Peering at the horizon over her sunnies, the harsh, coastal desert light made her white-blind, but she continued to stare until her eyes felt gritty, her eyelids grating, often finding herself doing such things, not consciously, but causing some discomfort to feel real in this unreality.
The breeze whipped strands of hair behind her glasses like spider webs across her eyelashes. The swell was gentle and glassy and she knew she was wasting time. An encroaching malaise stopped her fetching her board. The breeze would swing soon and with it comes froth on the fractured outgoing tide, critters in the rockpools and boab tree patterns on the shore as the saltwater trickles away.
The air was unseasonably tacky; the warm sand clinging to her bum. The longer she sat, the more it fastened to her sweat-slick skin. It was biting but bearable and it kept her present, stopped her ruminating too much.

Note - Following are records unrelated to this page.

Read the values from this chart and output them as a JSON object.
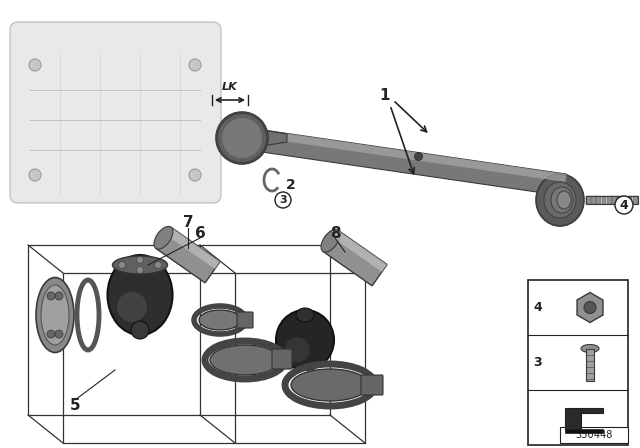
{
  "bg_color": "#ffffff",
  "diagram_id": "350448",
  "line_color": "#222222",
  "gray_dark": "#3a3a3a",
  "gray_mid": "#666666",
  "gray_light": "#aaaaaa",
  "gray_lighter": "#cccccc",
  "gray_very_light": "#e8e8e8",
  "shaft_color": "#787878",
  "shaft_highlight": "#b0b0b0",
  "boot_color": "#2a2a2a",
  "clamp_color": "#555555",
  "flange_color": "#8a8a8a"
}
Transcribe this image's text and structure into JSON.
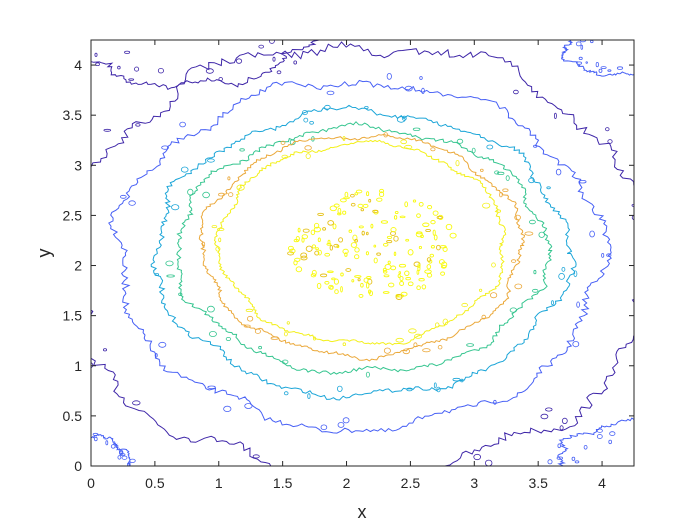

Her pensive moments were not philosophical but born of an arresting disquiet. Moments at the beach in combat with the achromatic light did afford her a type of serenity, one of a sense of place rather than peace or repose.

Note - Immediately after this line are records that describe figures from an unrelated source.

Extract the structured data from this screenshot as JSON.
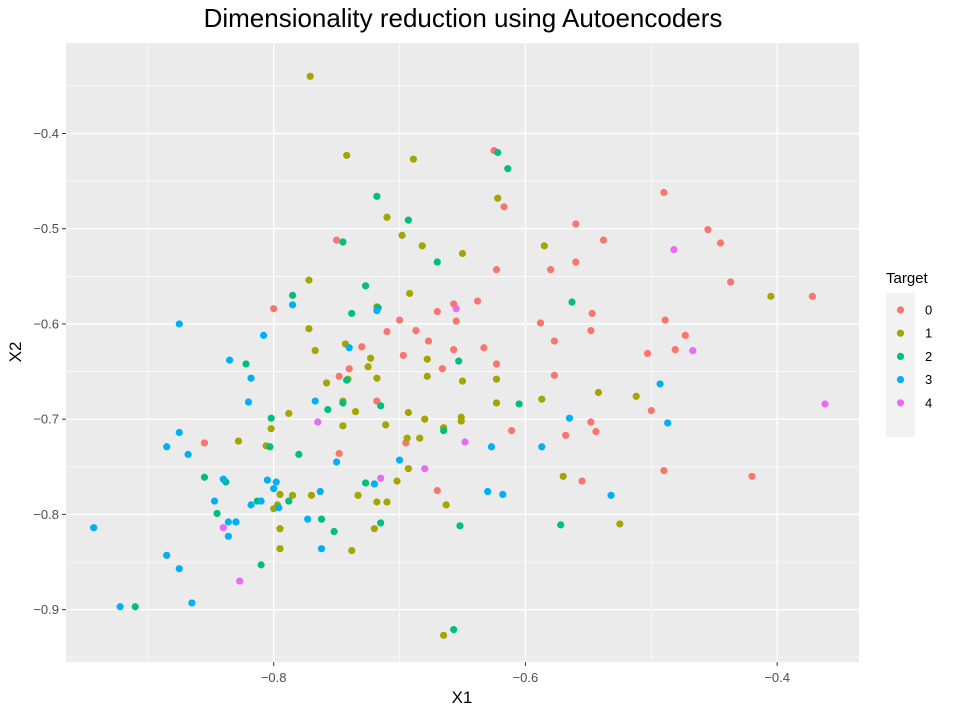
{
  "chart_data": {
    "type": "scatter",
    "title": "Dimensionality reduction using Autoencoders",
    "xlabel": "X1",
    "ylabel": "X2",
    "xlim": [
      -0.965,
      -0.335
    ],
    "ylim": [
      -0.955,
      -0.305
    ],
    "x_ticks": [
      -0.8,
      -0.6,
      -0.4
    ],
    "x_tick_labels": [
      "−0.8",
      "−0.6",
      "−0.4"
    ],
    "y_ticks": [
      -0.9,
      -0.8,
      -0.7,
      -0.6,
      -0.5,
      -0.4
    ],
    "y_tick_labels": [
      "−0.9",
      "−0.8",
      "−0.7",
      "−0.6",
      "−0.5",
      "−0.4"
    ],
    "grid": true,
    "background": "#ebebeb",
    "legend": {
      "title": "Target",
      "position": "right"
    },
    "series": [
      {
        "name": "0",
        "color": "#f8766d",
        "points": [
          [
            -0.625,
            -0.418
          ],
          [
            -0.49,
            -0.462
          ],
          [
            -0.617,
            -0.477
          ],
          [
            -0.56,
            -0.495
          ],
          [
            -0.455,
            -0.501
          ],
          [
            -0.75,
            -0.512
          ],
          [
            -0.538,
            -0.512
          ],
          [
            -0.445,
            -0.515
          ],
          [
            -0.56,
            -0.535
          ],
          [
            -0.623,
            -0.543
          ],
          [
            -0.58,
            -0.543
          ],
          [
            -0.437,
            -0.556
          ],
          [
            -0.372,
            -0.571
          ],
          [
            -0.638,
            -0.576
          ],
          [
            -0.657,
            -0.579
          ],
          [
            -0.8,
            -0.584
          ],
          [
            -0.67,
            -0.587
          ],
          [
            -0.547,
            -0.589
          ],
          [
            -0.7,
            -0.596
          ],
          [
            -0.489,
            -0.596
          ],
          [
            -0.655,
            -0.597
          ],
          [
            -0.588,
            -0.599
          ],
          [
            -0.548,
            -0.607
          ],
          [
            -0.71,
            -0.608
          ],
          [
            -0.687,
            -0.607
          ],
          [
            -0.473,
            -0.612
          ],
          [
            -0.577,
            -0.618
          ],
          [
            -0.677,
            -0.618
          ],
          [
            -0.633,
            -0.625
          ],
          [
            -0.73,
            -0.624
          ],
          [
            -0.481,
            -0.627
          ],
          [
            -0.657,
            -0.627
          ],
          [
            -0.503,
            -0.631
          ],
          [
            -0.697,
            -0.633
          ],
          [
            -0.623,
            -0.642
          ],
          [
            -0.74,
            -0.647
          ],
          [
            -0.666,
            -0.647
          ],
          [
            -0.748,
            -0.655
          ],
          [
            -0.577,
            -0.654
          ],
          [
            -0.718,
            -0.681
          ],
          [
            -0.5,
            -0.691
          ],
          [
            -0.548,
            -0.703
          ],
          [
            -0.611,
            -0.712
          ],
          [
            -0.544,
            -0.713
          ],
          [
            -0.568,
            -0.717
          ],
          [
            -0.855,
            -0.725
          ],
          [
            -0.695,
            -0.725
          ],
          [
            -0.748,
            -0.736
          ],
          [
            -0.49,
            -0.754
          ],
          [
            -0.42,
            -0.76
          ],
          [
            -0.555,
            -0.765
          ],
          [
            -0.67,
            -0.775
          ]
        ]
      },
      {
        "name": "1",
        "color": "#a3a500",
        "points": [
          [
            -0.771,
            -0.34
          ],
          [
            -0.742,
            -0.423
          ],
          [
            -0.689,
            -0.427
          ],
          [
            -0.622,
            -0.468
          ],
          [
            -0.71,
            -0.488
          ],
          [
            -0.698,
            -0.507
          ],
          [
            -0.585,
            -0.518
          ],
          [
            -0.682,
            -0.518
          ],
          [
            -0.65,
            -0.526
          ],
          [
            -0.772,
            -0.554
          ],
          [
            -0.405,
            -0.571
          ],
          [
            -0.692,
            -0.568
          ],
          [
            -0.718,
            -0.582
          ],
          [
            -0.772,
            -0.605
          ],
          [
            -0.743,
            -0.621
          ],
          [
            -0.767,
            -0.628
          ],
          [
            -0.723,
            -0.636
          ],
          [
            -0.678,
            -0.637
          ],
          [
            -0.725,
            -0.645
          ],
          [
            -0.718,
            -0.657
          ],
          [
            -0.65,
            -0.66
          ],
          [
            -0.741,
            -0.658
          ],
          [
            -0.678,
            -0.655
          ],
          [
            -0.623,
            -0.658
          ],
          [
            -0.758,
            -0.662
          ],
          [
            -0.587,
            -0.679
          ],
          [
            -0.512,
            -0.676
          ],
          [
            -0.745,
            -0.681
          ],
          [
            -0.623,
            -0.683
          ],
          [
            -0.735,
            -0.692
          ],
          [
            -0.693,
            -0.693
          ],
          [
            -0.788,
            -0.694
          ],
          [
            -0.651,
            -0.698
          ],
          [
            -0.806,
            -0.728
          ],
          [
            -0.542,
            -0.672
          ],
          [
            -0.651,
            -0.702
          ],
          [
            -0.711,
            -0.706
          ],
          [
            -0.68,
            -0.7
          ],
          [
            -0.828,
            -0.723
          ],
          [
            -0.802,
            -0.71
          ],
          [
            -0.665,
            -0.709
          ],
          [
            -0.684,
            -0.72
          ],
          [
            -0.694,
            -0.72
          ],
          [
            -0.745,
            -0.707
          ],
          [
            -0.693,
            -0.752
          ],
          [
            -0.57,
            -0.76
          ],
          [
            -0.702,
            -0.765
          ],
          [
            -0.77,
            -0.78
          ],
          [
            -0.733,
            -0.78
          ],
          [
            -0.785,
            -0.78
          ],
          [
            -0.795,
            -0.779
          ],
          [
            -0.718,
            -0.787
          ],
          [
            -0.71,
            -0.787
          ],
          [
            -0.797,
            -0.79
          ],
          [
            -0.8,
            -0.794
          ],
          [
            -0.663,
            -0.79
          ],
          [
            -0.525,
            -0.81
          ],
          [
            -0.72,
            -0.815
          ],
          [
            -0.795,
            -0.815
          ],
          [
            -0.738,
            -0.838
          ],
          [
            -0.795,
            -0.836
          ],
          [
            -0.665,
            -0.927
          ]
        ]
      },
      {
        "name": "2",
        "color": "#00bf7d",
        "points": [
          [
            -0.622,
            -0.42
          ],
          [
            -0.614,
            -0.437
          ],
          [
            -0.718,
            -0.466
          ],
          [
            -0.693,
            -0.491
          ],
          [
            -0.745,
            -0.514
          ],
          [
            -0.67,
            -0.535
          ],
          [
            -0.727,
            -0.56
          ],
          [
            -0.785,
            -0.57
          ],
          [
            -0.563,
            -0.577
          ],
          [
            -0.717,
            -0.583
          ],
          [
            -0.738,
            -0.589
          ],
          [
            -0.822,
            -0.642
          ],
          [
            -0.653,
            -0.639
          ],
          [
            -0.742,
            -0.659
          ],
          [
            -0.605,
            -0.684
          ],
          [
            -0.715,
            -0.686
          ],
          [
            -0.745,
            -0.683
          ],
          [
            -0.757,
            -0.69
          ],
          [
            -0.802,
            -0.699
          ],
          [
            -0.803,
            -0.729
          ],
          [
            -0.78,
            -0.737
          ],
          [
            -0.665,
            -0.712
          ],
          [
            -0.855,
            -0.761
          ],
          [
            -0.838,
            -0.766
          ],
          [
            -0.813,
            -0.786
          ],
          [
            -0.788,
            -0.786
          ],
          [
            -0.845,
            -0.799
          ],
          [
            -0.762,
            -0.805
          ],
          [
            -0.83,
            -0.808
          ],
          [
            -0.715,
            -0.809
          ],
          [
            -0.652,
            -0.812
          ],
          [
            -0.572,
            -0.811
          ],
          [
            -0.752,
            -0.818
          ],
          [
            -0.81,
            -0.853
          ],
          [
            -0.91,
            -0.897
          ],
          [
            -0.657,
            -0.921
          ],
          [
            -0.727,
            -0.767
          ]
        ]
      },
      {
        "name": "3",
        "color": "#00b0f6",
        "points": [
          [
            -0.785,
            -0.58
          ],
          [
            -0.718,
            -0.586
          ],
          [
            -0.875,
            -0.6
          ],
          [
            -0.808,
            -0.612
          ],
          [
            -0.74,
            -0.625
          ],
          [
            -0.835,
            -0.638
          ],
          [
            -0.818,
            -0.657
          ],
          [
            -0.493,
            -0.663
          ],
          [
            -0.82,
            -0.682
          ],
          [
            -0.767,
            -0.681
          ],
          [
            -0.565,
            -0.699
          ],
          [
            -0.487,
            -0.704
          ],
          [
            -0.875,
            -0.714
          ],
          [
            -0.885,
            -0.729
          ],
          [
            -0.627,
            -0.729
          ],
          [
            -0.587,
            -0.729
          ],
          [
            -0.868,
            -0.737
          ],
          [
            -0.7,
            -0.743
          ],
          [
            -0.75,
            -0.745
          ],
          [
            -0.72,
            -0.768
          ],
          [
            -0.805,
            -0.764
          ],
          [
            -0.798,
            -0.766
          ],
          [
            -0.8,
            -0.773
          ],
          [
            -0.763,
            -0.776
          ],
          [
            -0.63,
            -0.776
          ],
          [
            -0.618,
            -0.779
          ],
          [
            -0.532,
            -0.78
          ],
          [
            -0.84,
            -0.763
          ],
          [
            -0.847,
            -0.786
          ],
          [
            -0.81,
            -0.786
          ],
          [
            -0.818,
            -0.79
          ],
          [
            -0.796,
            -0.793
          ],
          [
            -0.836,
            -0.808
          ],
          [
            -0.83,
            -0.808
          ],
          [
            -0.773,
            -0.805
          ],
          [
            -0.836,
            -0.823
          ],
          [
            -0.943,
            -0.814
          ],
          [
            -0.885,
            -0.843
          ],
          [
            -0.762,
            -0.836
          ],
          [
            -0.875,
            -0.857
          ],
          [
            -0.865,
            -0.893
          ],
          [
            -0.922,
            -0.897
          ]
        ]
      },
      {
        "name": "4",
        "color": "#e76bf3",
        "points": [
          [
            -0.482,
            -0.522
          ],
          [
            -0.655,
            -0.584
          ],
          [
            -0.467,
            -0.628
          ],
          [
            -0.362,
            -0.684
          ],
          [
            -0.765,
            -0.703
          ],
          [
            -0.648,
            -0.724
          ],
          [
            -0.68,
            -0.752
          ],
          [
            -0.715,
            -0.762
          ],
          [
            -0.84,
            -0.814
          ],
          [
            -0.827,
            -0.87
          ]
        ]
      }
    ]
  }
}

Duality was something she was forced to assume. Her friends were unaware of this owing to her self-control. The most they understood was she'd disappear for a week here or there. Companionable though she was, there was a disconnect in her friendships. For the most part, her mates accepted this elusiveness and let her be. Always mindful to protect her connections, someone was told she'd be uncontactable; too well liked to be questioned and a bit of a mystery was always a bonus. They called her unfathomable on days such as these.
Back home, things were changing and it became fluid enough to come up for air. A change of place, a change of pace, a backstory - convincing enough to everyone but herself - a bright smile and a pure heart, a thirst for knowledge and an incomparable love for all things saltwater quickly endeared her to the townsfolk. Possessed of simple tastes, she had all she required in this place, especially its closeness to the ocean. Home was missed. Every return joyful, every departure painful. No one there denied the necessity of her absence, but they worried about her resilience when the news she brought home became steadily dire.

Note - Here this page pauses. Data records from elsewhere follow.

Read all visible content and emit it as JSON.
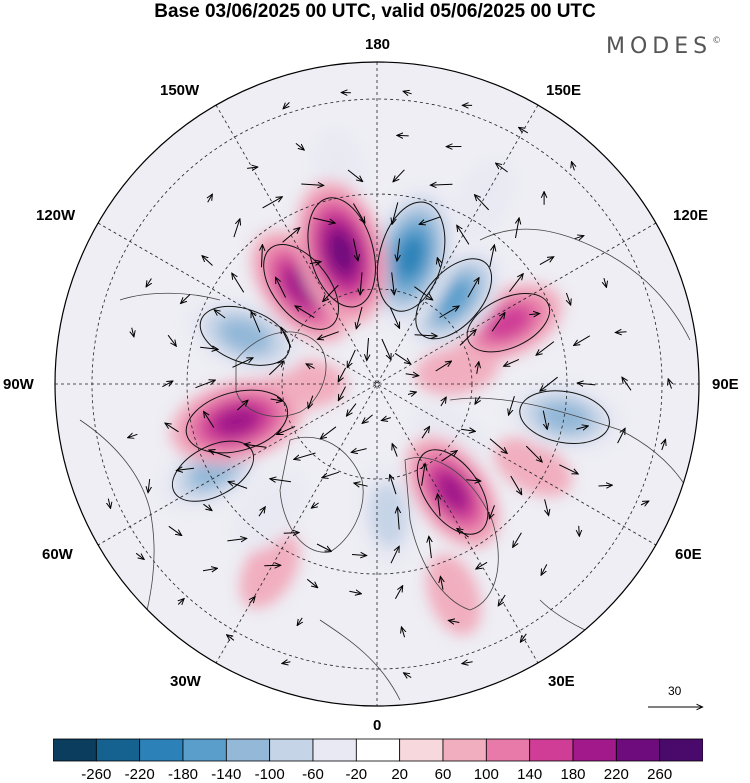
{
  "title": "Base 03/06/2025 00 UTC, valid 05/06/2025 00 UTC",
  "brand": "MODES",
  "brand_mark": "©",
  "longitude_labels": {
    "top": "180",
    "bottom": "0",
    "left": "90W",
    "right": "90E",
    "upper_left_1": "150W",
    "upper_left_2": "120W",
    "upper_right_1": "150E",
    "upper_right_2": "120E",
    "lower_left_1": "60W",
    "lower_left_2": "30W",
    "lower_right_1": "60E",
    "lower_right_2": "30E"
  },
  "reference_vector": {
    "value": "30",
    "icon": "arrow-right-icon"
  },
  "colorbar": {
    "ticks": [
      "-260",
      "-220",
      "-180",
      "-140",
      "-100",
      "-60",
      "-20",
      "20",
      "60",
      "100",
      "140",
      "180",
      "220",
      "260"
    ],
    "colors": [
      "#0b3d5e",
      "#15618f",
      "#2c82b8",
      "#5a9fcc",
      "#93b8d8",
      "#c6d4e7",
      "#e9e9f3",
      "#ffffff",
      "#f7d9dd",
      "#f1aebf",
      "#e77aa8",
      "#cf3d96",
      "#a1198a",
      "#6e0c7d",
      "#4a0a6b"
    ]
  },
  "anomalies": [
    {
      "lon": 165,
      "lat": 58,
      "value": -240
    },
    {
      "lon": -165,
      "lat": 57,
      "value": 240
    },
    {
      "lon": 138,
      "lat": 62,
      "value": -180
    },
    {
      "lon": -142,
      "lat": 60,
      "value": 190
    },
    {
      "lon": -110,
      "lat": 56,
      "value": -170
    },
    {
      "lon": -75,
      "lat": 55,
      "value": 210
    },
    {
      "lon": -62,
      "lat": 46,
      "value": -150
    },
    {
      "lon": 115,
      "lat": 55,
      "value": 150
    },
    {
      "lon": 80,
      "lat": 45,
      "value": -160
    },
    {
      "lon": 35,
      "lat": 58,
      "value": 180
    },
    {
      "lon": 62,
      "lat": 48,
      "value": 60
    },
    {
      "lon": 5,
      "lat": 58,
      "value": -120
    },
    {
      "lon": -40,
      "lat": 50,
      "value": -80
    },
    {
      "lon": 100,
      "lat": 70,
      "value": 60
    },
    {
      "lon": -30,
      "lat": 40,
      "value": 60
    },
    {
      "lon": 20,
      "lat": 38,
      "value": 60
    },
    {
      "lon": -90,
      "lat": 72,
      "value": 60
    },
    {
      "lon": 55,
      "lat": 68,
      "value": -60
    },
    {
      "lon": -170,
      "lat": 40,
      "value": -60
    },
    {
      "lon": 150,
      "lat": 40,
      "value": -60
    }
  ]
}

The stories she brought were unbelievable, disappearing friends, mindless waste, islands of plastic, death on the coast, cruelty, the impact of curiosity and everything turning to white in the heat. There were good people working on it - not enough - and she assisted by telling them what she knew, but never how she knew it. Her position was unique, unenviable by and for nature in decline and no longer ignored. There was a solution and it was her charter to find it, so she'd do it now until it was done. The losses were too great to contemplate and surrender was inconceivable.
It was time. An over-the-shoulder glance at the land she wouldn't see for a while, her stuff stashed. Standing waist deep, feeling the hope well up, thoughts of home. Hope is what did it, brought on the change. Without hope, there was no returning home, which would end her secrets. If she lost hope there would be none for anyone else.
And it filled her as her skin scaled in a deep opalescence. A dive, a breath, and a long journey beyond the reef.